The bondholders, claiming to represent Japanese and international pension funds, plan to propose an alternative to Microns deal, according to a copy of a filing in Tokyo District Court. Elpida filed for bankruptcy protection in February.
Micron, the Boise memory-chip manufacturer, agreed to buy Elpida on July 2 for $2.5 billion (200 billion yen) in a deal that would double the U.S. companys share of the global market for dynamic random access memory, the most widely used memory chips in personal computers, to about 24 percent.
The deal would help Micron vie with industry leader Samsung Electronics Co. while giving it greater control over supply gluts that have caused it to report losses amid falling prices.
The creditors cannot be compelled to accept a Micron transaction that produces a recovery below that which would result from a liquidation of the estate, the bondholders said.
An Elpida spokesman declined to comment. Dan Francisco, a spokesman for Micron, didnt immediately respond to a phone message and email.
Micron agreed to pay 60 billion yen in cash at the closing of the deal. The remaining 140 billion yen in future annual installments through 2019 will come from cash flow generated by Microns payments for chips made by Elpida, according to the July 2 statement.
Micron has said the installment payments will be interest-free, with no financial covenants, but the promise doesnt seem legally binding, according to the bondholders. Creditors cannot be confident that they will ever be made, the bondholders said.
Micron will be able to burden Elpida with debt, jeopardizing future payments, according to the filing.

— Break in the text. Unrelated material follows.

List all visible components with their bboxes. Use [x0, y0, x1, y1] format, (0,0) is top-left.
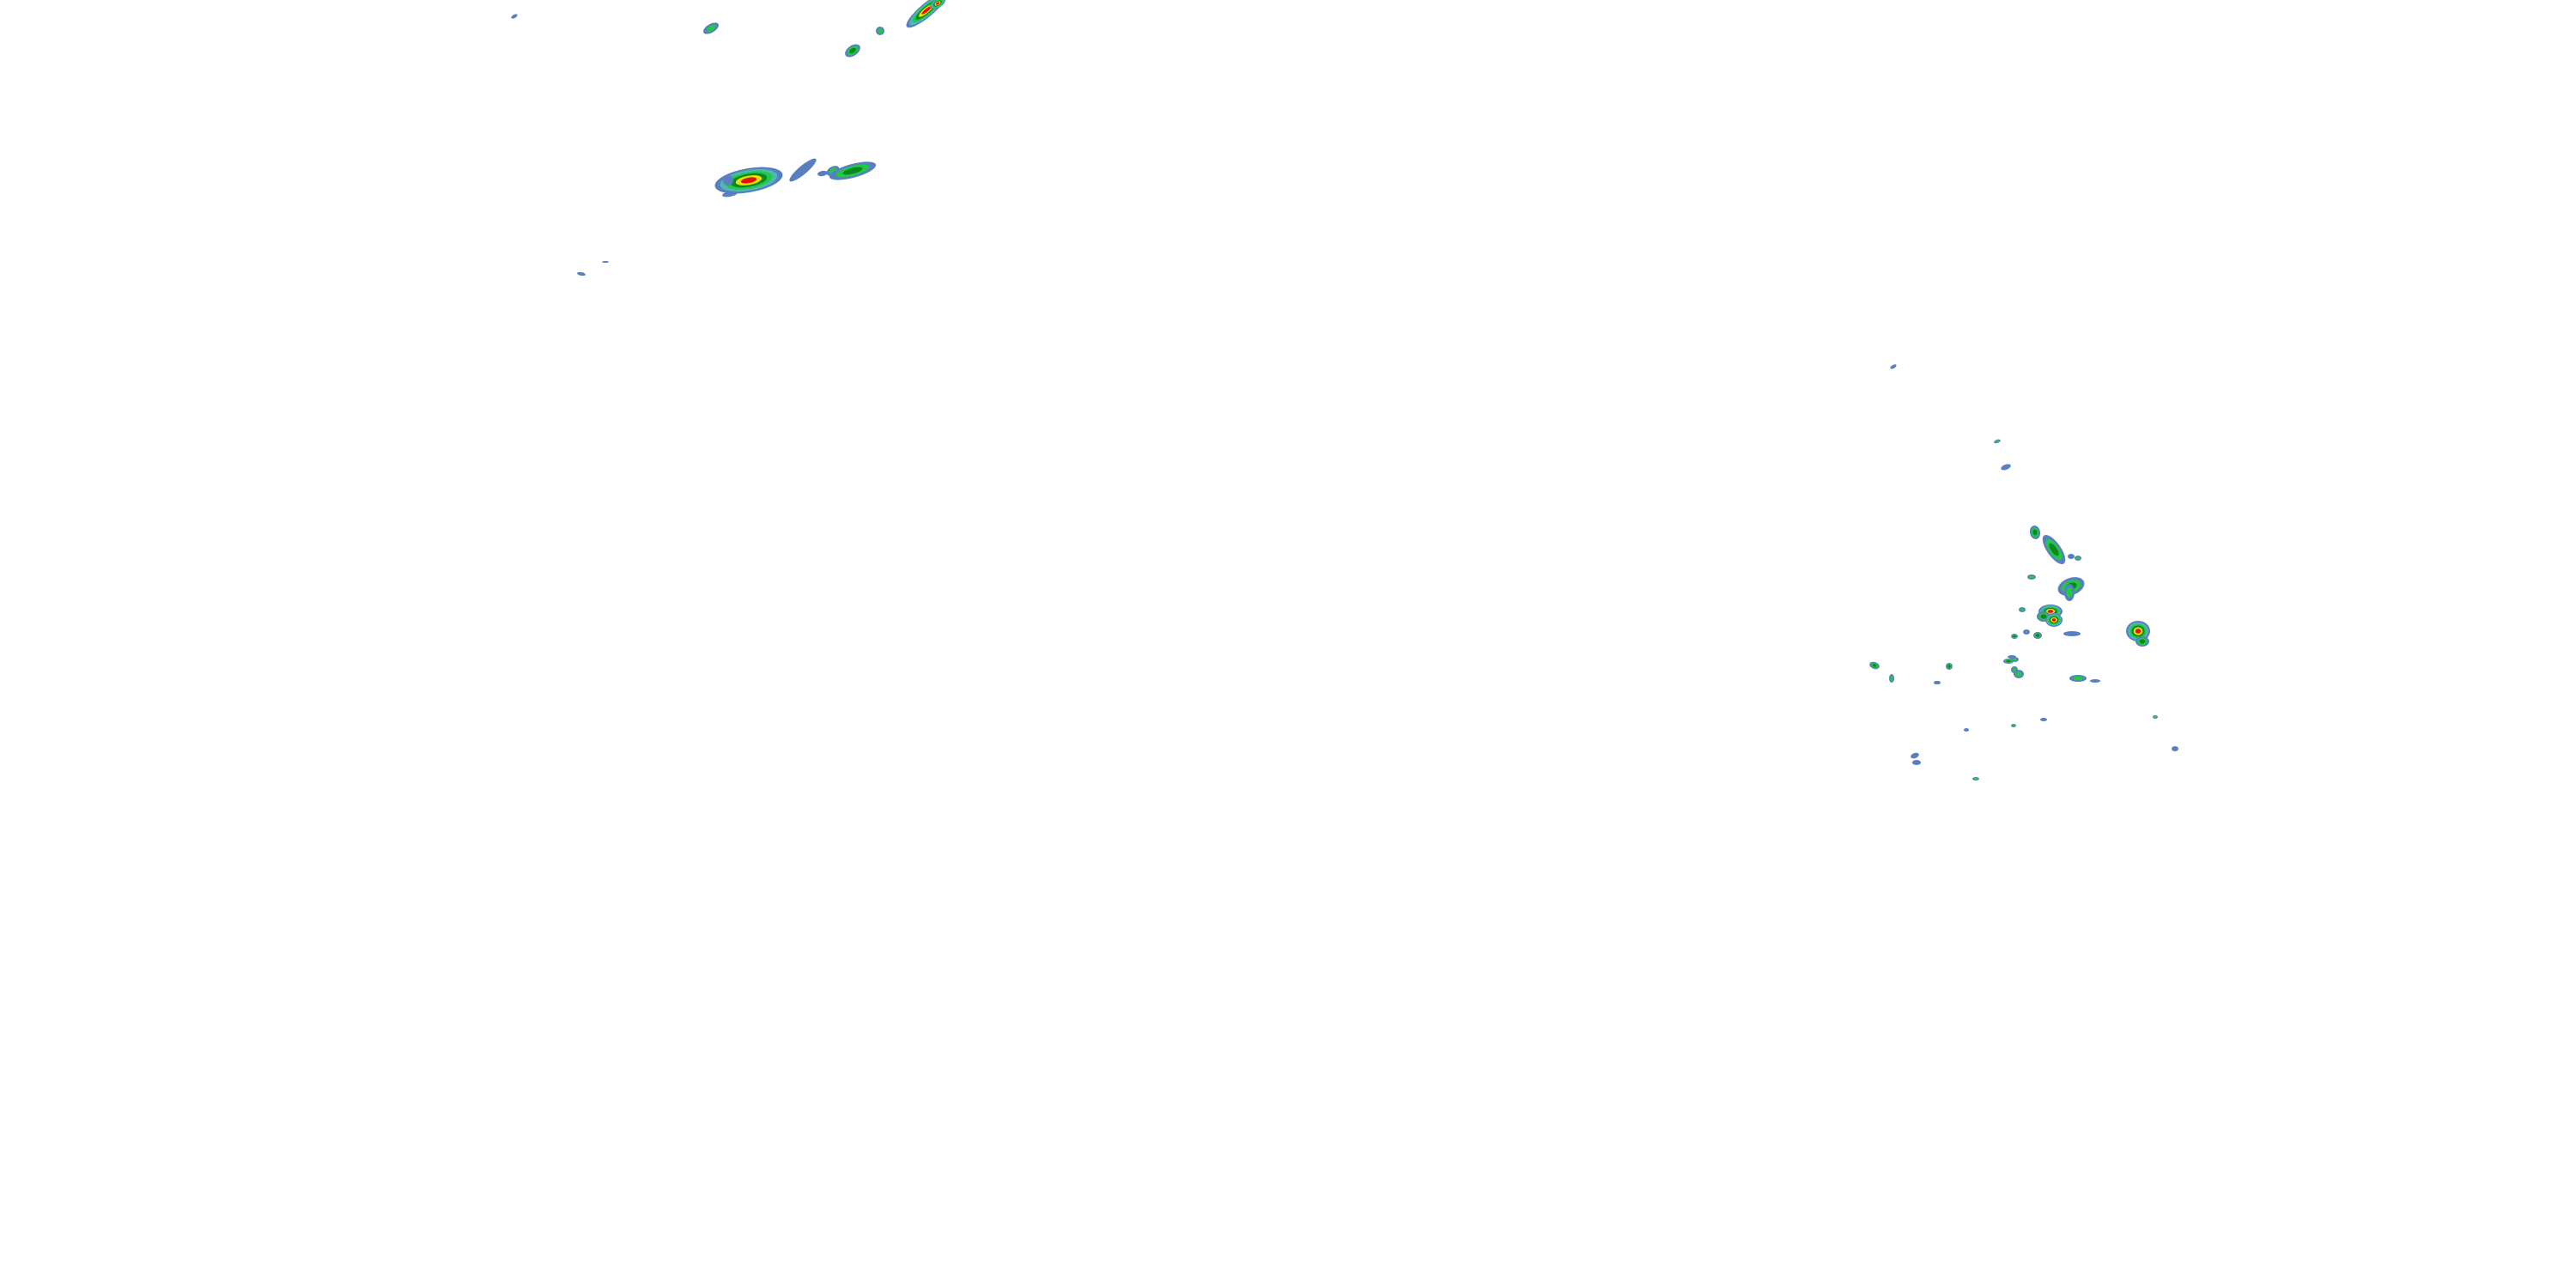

Micron also gets all of Elpidas cash and working capital under the proposal, amounting to about 111 billion yen for its 60 billion yen upfront payment, the bondholders said.
Elpida may be paying Micron for Microns equity investment, the bondholders said.

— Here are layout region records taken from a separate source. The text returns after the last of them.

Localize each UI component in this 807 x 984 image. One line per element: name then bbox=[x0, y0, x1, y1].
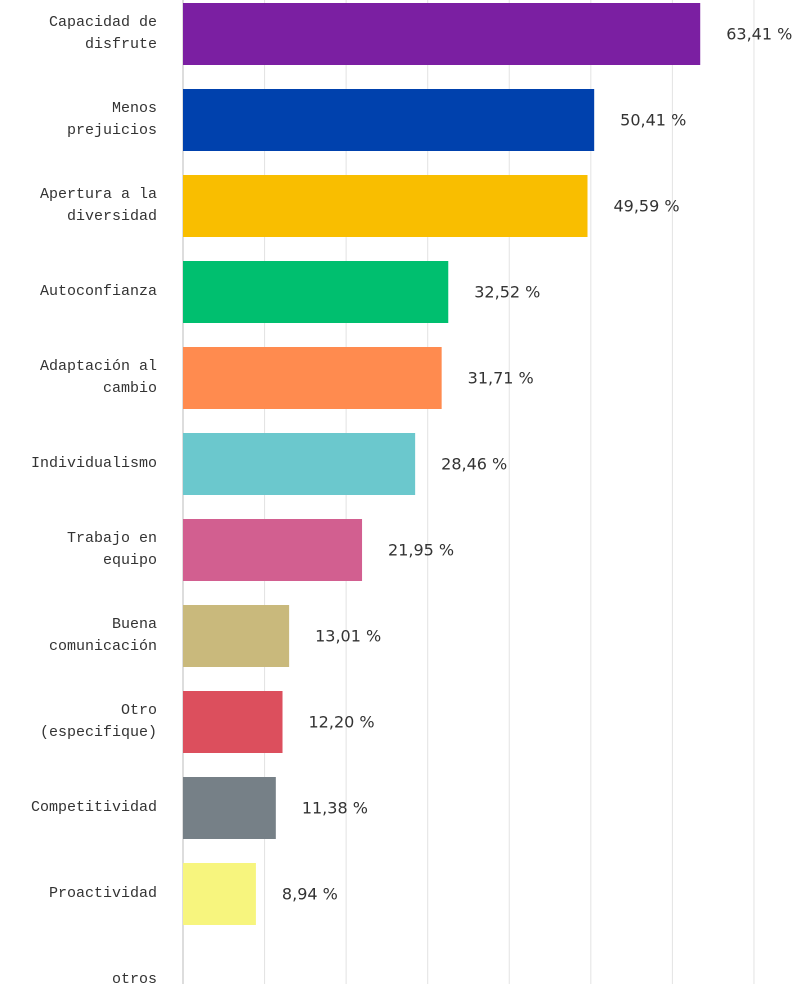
bar bbox=[183, 519, 363, 581]
value-label: 13,01 % bbox=[315, 627, 381, 646]
value-label: 32,52 % bbox=[474, 283, 540, 302]
value-label: 31,71 % bbox=[468, 369, 534, 388]
value-label: 8,94 % bbox=[282, 885, 338, 904]
category-label: otros bbox=[111, 971, 157, 984]
category-label: Otro (especifique) bbox=[39, 702, 157, 741]
bar bbox=[183, 433, 416, 495]
category-label: Apertura a la diversidad bbox=[39, 186, 157, 225]
category-label: Capacidad de disfrute bbox=[48, 14, 157, 53]
value-label: 63,41 % bbox=[726, 25, 792, 44]
category-label: Individualismo bbox=[30, 455, 157, 472]
value-label: 49,59 % bbox=[613, 197, 679, 216]
bar bbox=[183, 347, 442, 409]
category-label: Adaptación al cambio bbox=[39, 358, 157, 397]
category-label: Buena comunicación bbox=[48, 616, 157, 655]
bar bbox=[183, 777, 276, 839]
bar bbox=[183, 175, 588, 237]
category-label: Menos prejuicios bbox=[66, 100, 157, 139]
category-label: Proactividad bbox=[48, 885, 157, 902]
value-label: 21,95 % bbox=[388, 541, 454, 560]
value-label: 28,46 % bbox=[441, 455, 507, 474]
category-label: Autoconfianza bbox=[39, 283, 157, 300]
bar bbox=[183, 605, 290, 667]
category-label: Competitividad bbox=[30, 799, 157, 816]
bar bbox=[183, 691, 283, 753]
bar bbox=[183, 3, 701, 65]
bar bbox=[183, 261, 449, 323]
value-label: 50,41 % bbox=[620, 111, 686, 130]
bar bbox=[183, 89, 595, 151]
value-label: 11,38 % bbox=[302, 799, 368, 818]
category-label: Trabajo en equipo bbox=[66, 530, 157, 569]
value-label: 12,20 % bbox=[309, 713, 375, 732]
bar bbox=[183, 863, 256, 925]
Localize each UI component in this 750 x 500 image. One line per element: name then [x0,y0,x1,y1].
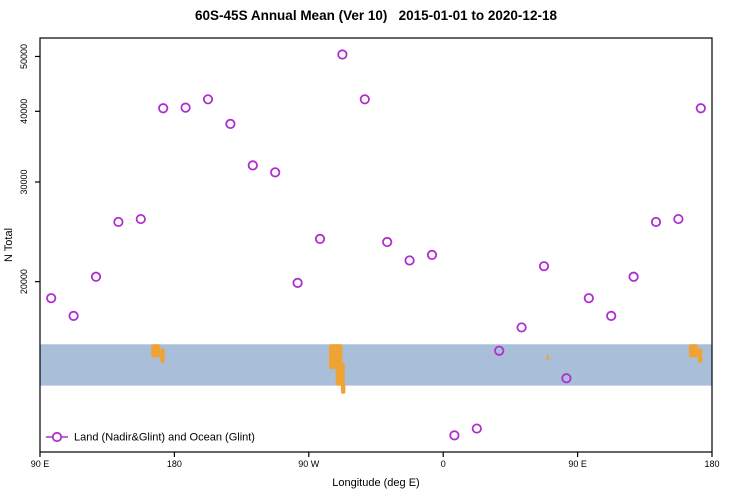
x-tick-label: 90 W [298,459,320,469]
data-point [404,255,415,266]
data-point [583,293,594,304]
data-point [202,94,214,105]
x-tick-label: 180 [167,459,182,469]
data-point [561,373,572,384]
data-point [135,213,146,225]
data-point [180,102,191,113]
map-band-land [340,381,346,394]
legend-marker-point [51,431,63,443]
data-point [292,277,303,288]
y-tick-label: 20000 [19,269,29,294]
chart-title: 60S-45S Annual Mean (Ver 10) 2015-01-01 … [195,8,557,23]
data-point [650,216,662,228]
data-point [225,118,236,130]
data-point [46,293,57,304]
data-point [314,233,326,244]
data-point [382,236,393,248]
data-point [337,49,348,60]
legend-label: Land (Nadir&Glint) and Ocean (Glint) [74,432,255,444]
map-band-land [151,344,161,358]
map-band-land [697,348,703,363]
y-tick-label: 30000 [19,169,29,194]
y-tick-label: 50000 [19,44,29,69]
map-band-land [160,348,165,363]
data-point [628,271,639,282]
data-point [68,310,79,321]
data-point [426,249,438,260]
data-point [606,310,617,321]
data-point [449,430,460,441]
map-band-land [335,362,345,386]
data-point [247,160,258,171]
data-point [270,167,281,178]
x-tick-label: 90 E [31,459,50,469]
map-band-land [546,354,549,361]
plot-border [39,37,713,453]
y-tick-label: 40000 [19,99,29,124]
data-point [516,322,527,333]
x-axis-title: Longitude (deg E) [332,477,420,489]
map-band-land [688,344,698,358]
x-tick-label: 180 [704,459,719,469]
data-point [673,213,684,225]
data-point [471,423,482,434]
data-point [113,216,124,228]
x-tick-label: 90 E [568,459,587,469]
data-point [538,261,550,272]
x-tick-label: 0 [441,459,446,469]
data-point [359,94,370,105]
data-point [158,103,169,114]
data-point [90,271,102,282]
data-point [695,103,706,114]
data-point [494,345,505,356]
map-band-ocean [40,344,712,386]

Despite the objections, the bondholders arent likely to block the sale, analysts said.
It would be difficult for bondholders to scuttle the deal, said Koji Ishikawa, a lawyer at DLA Piper in Tokyo, who isnt involved in the case. Still, there may be room for negotiation if bonds are privately placed and have veto provisions, he said.

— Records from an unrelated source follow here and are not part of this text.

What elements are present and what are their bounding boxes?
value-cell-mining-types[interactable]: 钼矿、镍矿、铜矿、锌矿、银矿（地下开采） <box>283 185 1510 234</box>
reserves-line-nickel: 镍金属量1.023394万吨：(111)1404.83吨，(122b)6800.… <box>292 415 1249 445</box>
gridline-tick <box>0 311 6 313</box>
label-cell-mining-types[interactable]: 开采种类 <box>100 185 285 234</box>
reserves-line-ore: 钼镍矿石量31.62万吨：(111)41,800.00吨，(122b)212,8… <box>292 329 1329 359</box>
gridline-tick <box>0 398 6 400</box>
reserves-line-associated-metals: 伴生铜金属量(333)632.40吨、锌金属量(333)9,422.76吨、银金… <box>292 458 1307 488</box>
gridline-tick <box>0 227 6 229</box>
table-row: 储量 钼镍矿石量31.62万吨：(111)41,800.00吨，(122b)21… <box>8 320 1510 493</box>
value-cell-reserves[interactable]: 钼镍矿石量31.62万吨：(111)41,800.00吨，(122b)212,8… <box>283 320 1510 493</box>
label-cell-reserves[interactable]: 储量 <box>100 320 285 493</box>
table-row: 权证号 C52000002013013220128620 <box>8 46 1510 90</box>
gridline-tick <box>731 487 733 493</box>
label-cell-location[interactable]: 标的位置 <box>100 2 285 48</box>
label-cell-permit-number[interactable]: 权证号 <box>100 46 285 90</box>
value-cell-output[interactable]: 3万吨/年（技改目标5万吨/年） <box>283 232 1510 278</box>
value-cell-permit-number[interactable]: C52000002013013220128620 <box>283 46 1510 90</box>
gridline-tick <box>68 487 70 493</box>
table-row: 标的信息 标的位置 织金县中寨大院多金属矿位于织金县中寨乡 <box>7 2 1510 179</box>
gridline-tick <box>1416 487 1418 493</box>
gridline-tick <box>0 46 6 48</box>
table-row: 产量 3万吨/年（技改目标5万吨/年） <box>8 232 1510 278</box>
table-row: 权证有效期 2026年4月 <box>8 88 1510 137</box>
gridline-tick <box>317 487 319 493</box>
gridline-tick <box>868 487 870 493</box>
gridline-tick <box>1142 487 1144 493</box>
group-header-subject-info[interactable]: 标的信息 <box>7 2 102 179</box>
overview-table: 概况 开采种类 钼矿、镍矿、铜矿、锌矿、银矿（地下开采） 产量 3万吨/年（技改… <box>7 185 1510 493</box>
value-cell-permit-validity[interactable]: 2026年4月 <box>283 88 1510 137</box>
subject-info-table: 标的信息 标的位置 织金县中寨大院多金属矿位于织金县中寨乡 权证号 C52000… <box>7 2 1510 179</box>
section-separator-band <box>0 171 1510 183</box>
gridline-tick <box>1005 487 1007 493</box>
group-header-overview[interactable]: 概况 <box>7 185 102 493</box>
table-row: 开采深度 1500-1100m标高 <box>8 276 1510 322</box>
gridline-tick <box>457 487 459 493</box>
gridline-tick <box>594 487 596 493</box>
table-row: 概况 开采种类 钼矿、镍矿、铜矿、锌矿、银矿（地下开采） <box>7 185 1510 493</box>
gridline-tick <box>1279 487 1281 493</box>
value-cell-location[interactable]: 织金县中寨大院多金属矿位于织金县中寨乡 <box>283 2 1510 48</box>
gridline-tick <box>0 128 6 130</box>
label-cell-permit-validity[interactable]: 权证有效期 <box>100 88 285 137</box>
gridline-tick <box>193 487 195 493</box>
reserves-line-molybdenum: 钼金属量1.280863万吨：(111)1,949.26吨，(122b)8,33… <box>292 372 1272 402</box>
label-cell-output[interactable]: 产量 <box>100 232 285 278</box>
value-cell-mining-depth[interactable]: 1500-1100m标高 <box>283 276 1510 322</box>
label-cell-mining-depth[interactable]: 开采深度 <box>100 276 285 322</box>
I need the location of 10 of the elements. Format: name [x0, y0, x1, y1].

There may be a possibility for Micron to make some kind of consideration to bondholders, said Katsuhide Takahashi, a credit analyst at Citigroup in Tokyo.
Micron, the largest U.S. maker of computer memory, won approval from the Tokyo District Court in May to negotiate to buy Elpidas entire business after the Japanese company held two rounds of bidding. The July 2 agreement is subject to approval by the Tokyo court, which Elpida said it will seek in August. Creditors must also approve the agreement. The companies plan to complete the sale in the first half of 2013.
In a related transaction, Micron also agreed earlier this month to buy Taiwan-based Powerchip Technology Corp.s 24 percent stake in DRAM maker Rexchip Electronics Corp. for about $334 million (10 billion New Taiwan dollars). Elpida already has a 65 percent stake in Rexchip.
Elpida sought protection from creditors in February after prices of DRAM chips plummeted. The lower prices and a stronger yen, which erodes the value of repatriated earnings from overseas, led the company to report a fifth straight quarter of losses. South Korea's SK Hynix Inc., the only company that had publicly expressed interest in buying Elpida at the time, decided not to participate in the second round of bidding.
DRAM prices are set to rise over the next two years, with supply growth below 40 percent, the bondholders said, citing a Deutsche Bank AG analysis of the market.
A translation of the bondholders' court filing was submitted July 9 in U.S. Bankruptcy Court in Wilmington, Del.